Friday, August 2, 2013

A Crack in the Wall

Moses Friddles - My Great Great Grandfather
My DNA test that I took from Ancestry has produced some unexpected but certainly welcome family links. There has always been one family that I have never been able to take beyond my great great grandfather - Moses Friddles has been a very difficult genealogy puzzle.  It seems that due to my DNA results, I am feeling as if I am finally making progress.

DNA is not a silver bullet...it will not solve all of your genealogical mysteries, but it can give you some guidance in the right direction.  I've always known that Moses Friddles was born about 1826 in South Carolina and spent some time in North Carolina before moving to Johnson Co., TN.  I've known that he was married four times.  The first time to someone with the surname of Munday, then Amanda McKee, Mary Ann Crosswhite (Clark) and lastly to Martha "Mattie" Brown.  I can trace him very easily from 1859 on fairly easily, but before that has always been a problem.  When you have an ancestor who probably doesn't have much in the way of money, there are few ways to track him because he doesn't leave that much of a paper trail.

Moses likely had four children in his first marriage with only two of them surviving to adulthood.  His daughter, Julia, married Sidney Prestwood and had three children and left her husband and ended up out west living near her brother, Albert.  Albert moved west in the 1880's and lived for the most part up at Grouse Flats near Troy, OR.  Not too long before he died, he moved down to Pomeroy, WA.  Since that first wife has always been a mystery, I obtained the death records for both Julia and Albert.  I can't remember which death record it was, but it  provided me with the name of Munday for the mother.  Every once in a while, I would check Caldwell Co., North Carolina for possibilities and did find some interesting connections.

So, now the DNA has pushed me into a different direction.  I know from the two cousins that I have discovered through the DNA tests some definite possibilities of family links.  This is leading me into the direction of looking at the Friddle family as I would a one - name study.  Meaning that if they live in a specific area, I am checking them out and adding them to my database.  I'm also adding Friddles who I know are connected but have moved elsewhere.  I'm not very far into this process but I have already discovered two very interesting coincidences.
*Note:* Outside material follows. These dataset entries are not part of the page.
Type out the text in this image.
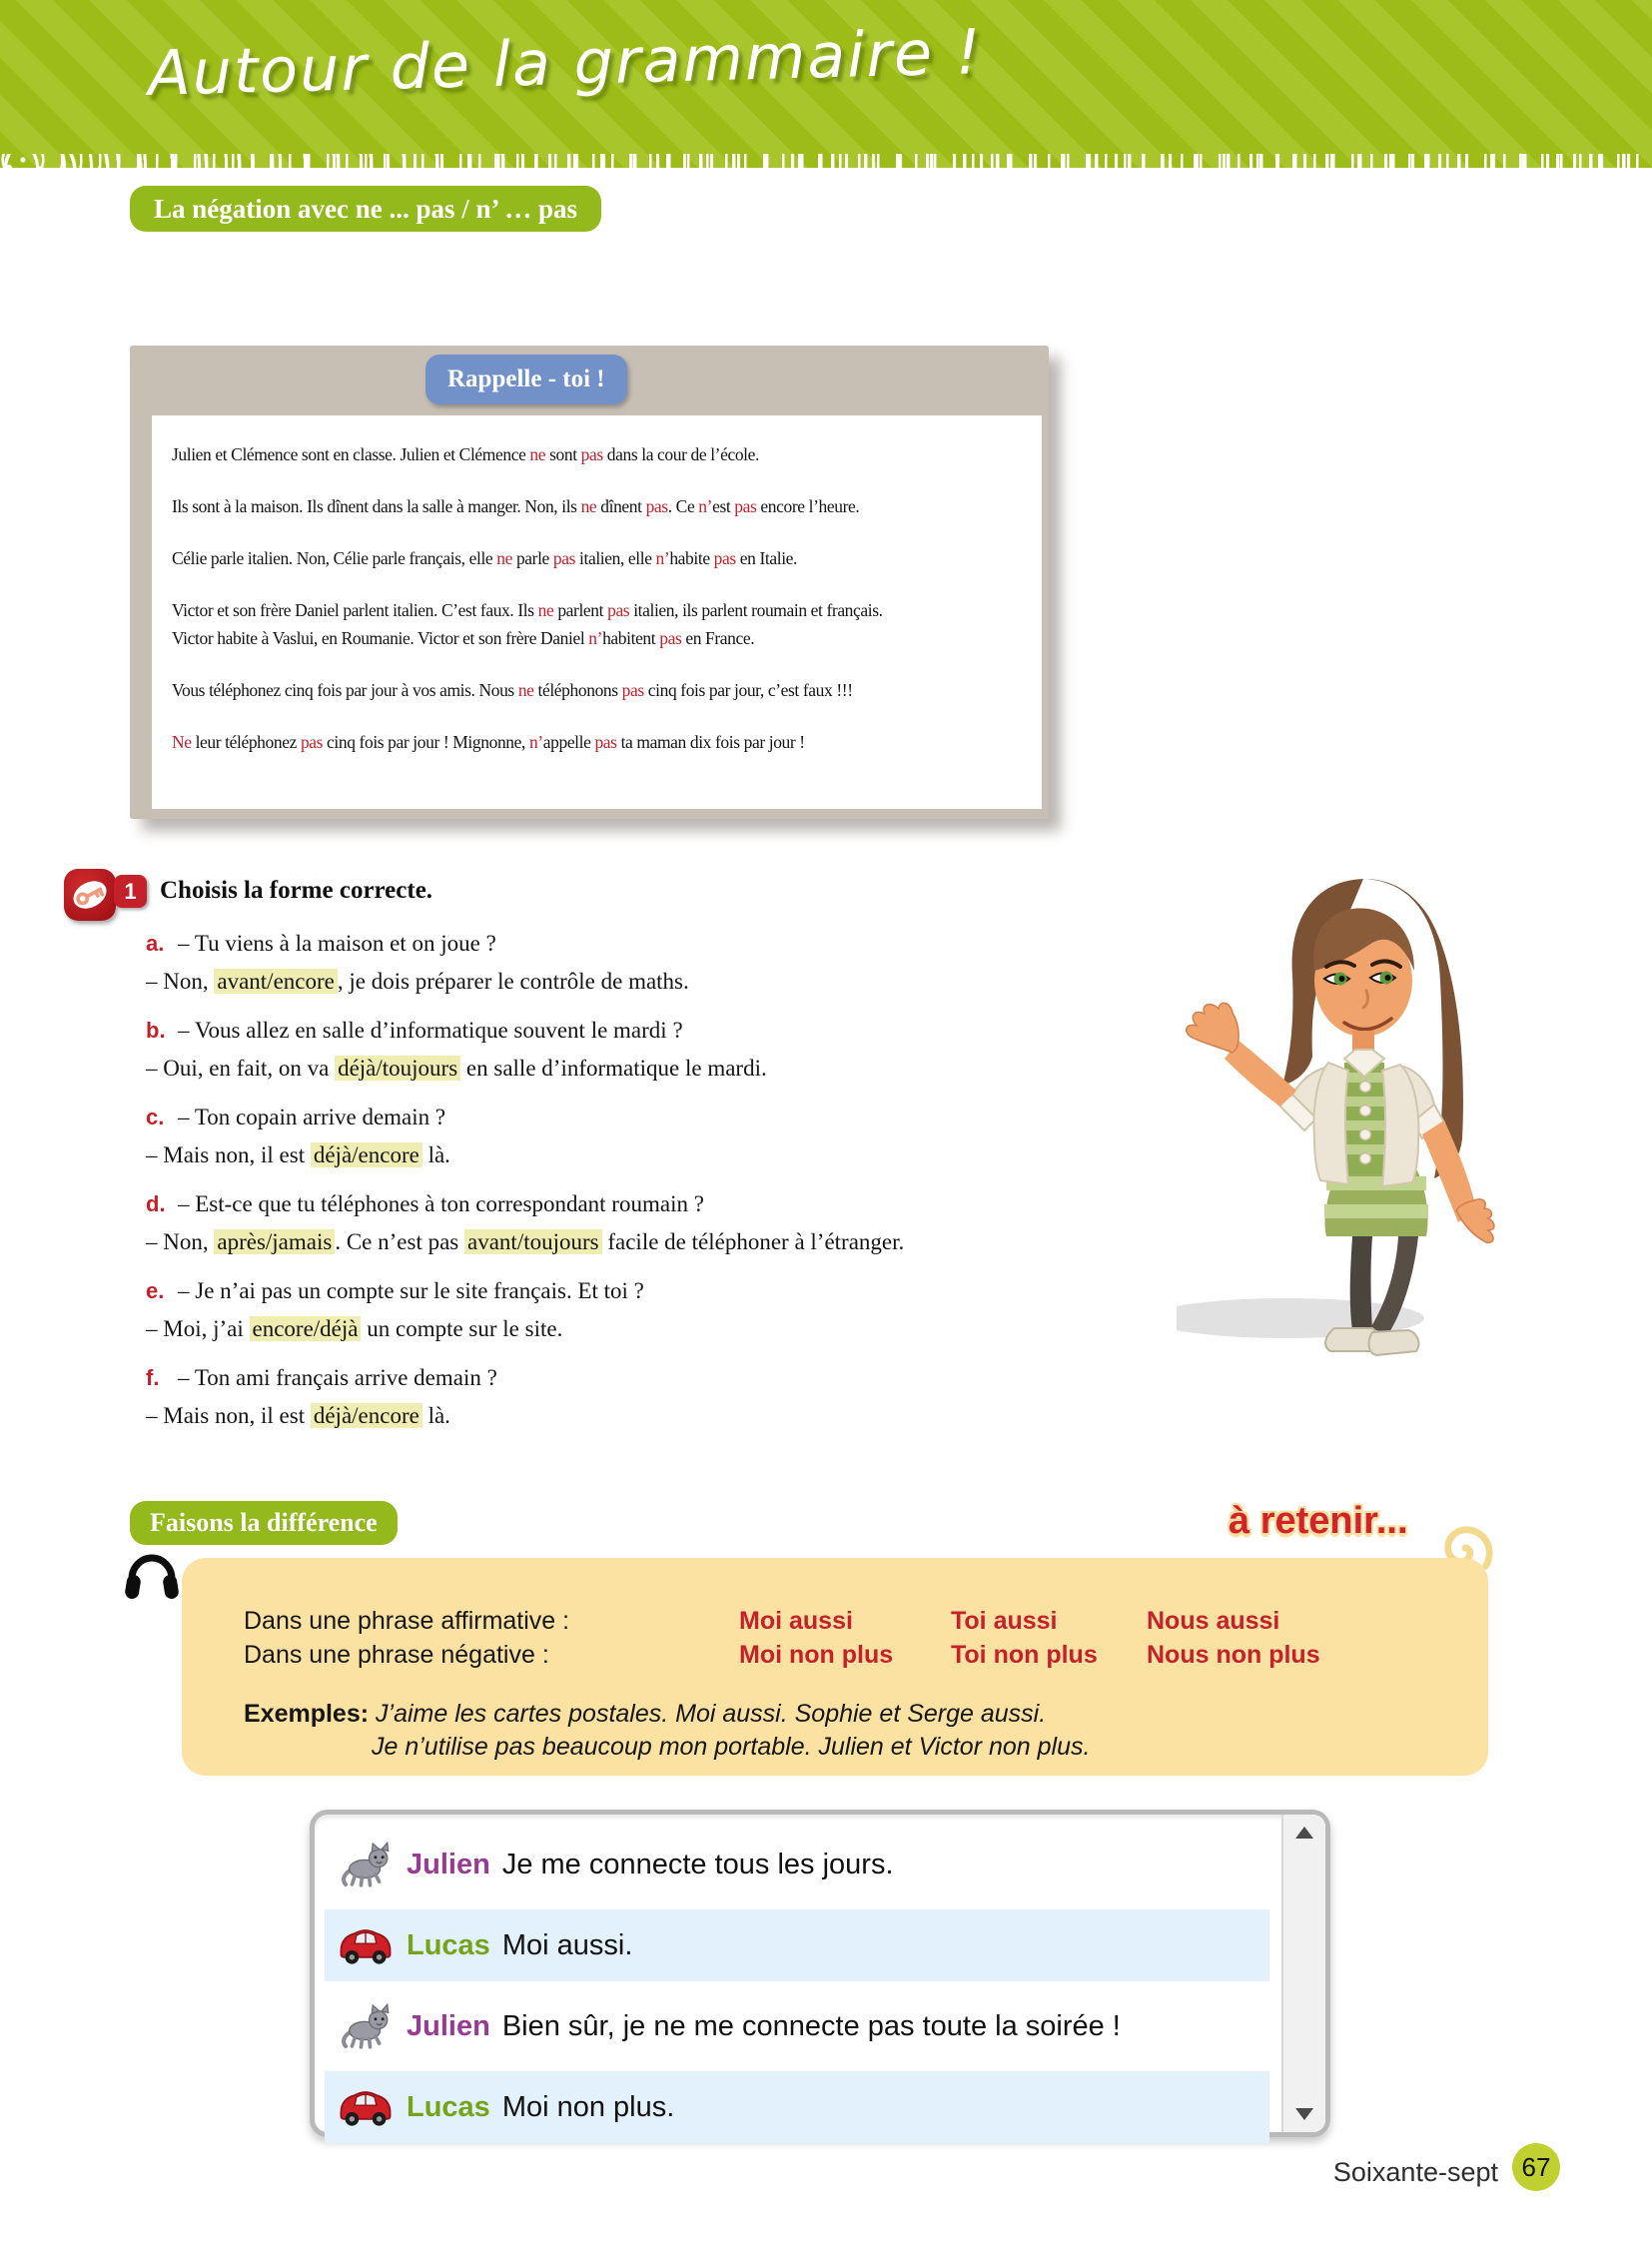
Autour de la grammaire !
La négation avec ne ... pas / n’ … pas
Rappelle - toi !
Julien et Clémence sont en classe. Julien et Clémence ne sont pas dans la cour de l’école.
Ils sont à la maison. Ils dînent dans la salle à manger. Non, ils ne dînent pas. Ce n’est pas encore l’heure.
Célie parle italien. Non, Célie parle français, elle ne parle pas italien, elle n’habite pas en Italie.
Victor et son frère Daniel parlent italien. C’est faux. Ils ne parlent pas italien, ils parlent roumain et français.
Victor habite à Vaslui, en Roumanie. Victor et son frère Daniel n’habitent pas en France.
Vous téléphonez cinq fois par jour à vos amis. Nous ne téléphonons pas cinq fois par jour, c’est faux !!!
Ne leur téléphonez pas cinq fois par jour ! Mignonne, n’appelle pas ta maman dix fois par jour !
1 Choisis la forme correcte.
a. – Tu viens à la maison et on joue ?
– Non, avant/encore , je dois préparer le contrôle de maths.
b. – Vous allez en salle d’informatique souvent le mardi ?
– Oui, en fait, on va déjà/toujours en salle d’informatique le mardi.
c. – Ton copain arrive demain ?
– Mais non, il est déjà/encore là.
d. – Est-ce que tu téléphones à ton correspondant roumain ?
– Non, après/jamais . Ce n’est pas avant/toujours facile de téléphoner à l’étranger.
e. – Je n’ai pas un compte sur le site français. Et toi ?
– Moi, j’ai encore/déjà un compte sur le site.
f. – Ton ami français arrive demain ?
– Mais non, il est déjà/encore là.
Faisons la différence	à retenir...
Dans une phrase affirmative :
Dans une phrase négative :
Moi aussi
Moi non plus
Toi aussi
Toi non plus
Nous aussi
Nous non plus
Exemples: J’aime les cartes postales. Moi aussi. Sophie et Serge aussi.
Je n’utilise pas beaucoup mon portable. Julien et Victor non plus.
Julien Je me connecte tous les jours.
Lucas Moi aussi.
Julien Bien sûr, je ne me connecte pas toute la soirée !
Lucas Moi non plus.
Soixante-sept 67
Julia Friddles, Moses' daughter, was married to a Sidney Prestwood.  It is interesting to note that one of Sidney Prestwood's brothers, William Thomas Prestwood, married an Elizabeth Adeline Friddle.  She was the daughter of John W. Friddle and Caroline Harris.  John W. Friddle died during the Civil War but is of an age that he could definitely be a sibling of Moses.  When I first started researching genealogy, I was surprised at how many families intermarried multiple times.  Now it no longer surprises me but does make me look at the family differently.  What are the geographic similarities with the two families and what are the family connections?  Families intermarrying can definitely be a clue to something a whole lot more!

John W. Friddle had another daughter, Mary Ann Friddle whose marriage is also an interesting family connection.  She married a John C. Munday.  Now this John C. Munday was born in 1844 so he could be a brother or nephew of the woman that Moses was married to...but he could also be a cousin.  From what I have discovered about his family, there isn't a daughter who is of the appropriate age to have married Moses, but it looks like there still might be a family connection.  Munday is not that common of a name.

So now it looks like I am going to build a database that includes the Friddles as whole and not just those who are directly connected to me.  I will probably spend more time adding Munday's as well in hopes of finding that elusive first wife of Moses Friddles.  My efforts will most likely be concentrated in York Co., SC, Caldwell Co., NC, and Burke Co., NC.  With a little luck and some concentrated research, perhaps the crack in the wall will disappear and the brick wall will no longer exist.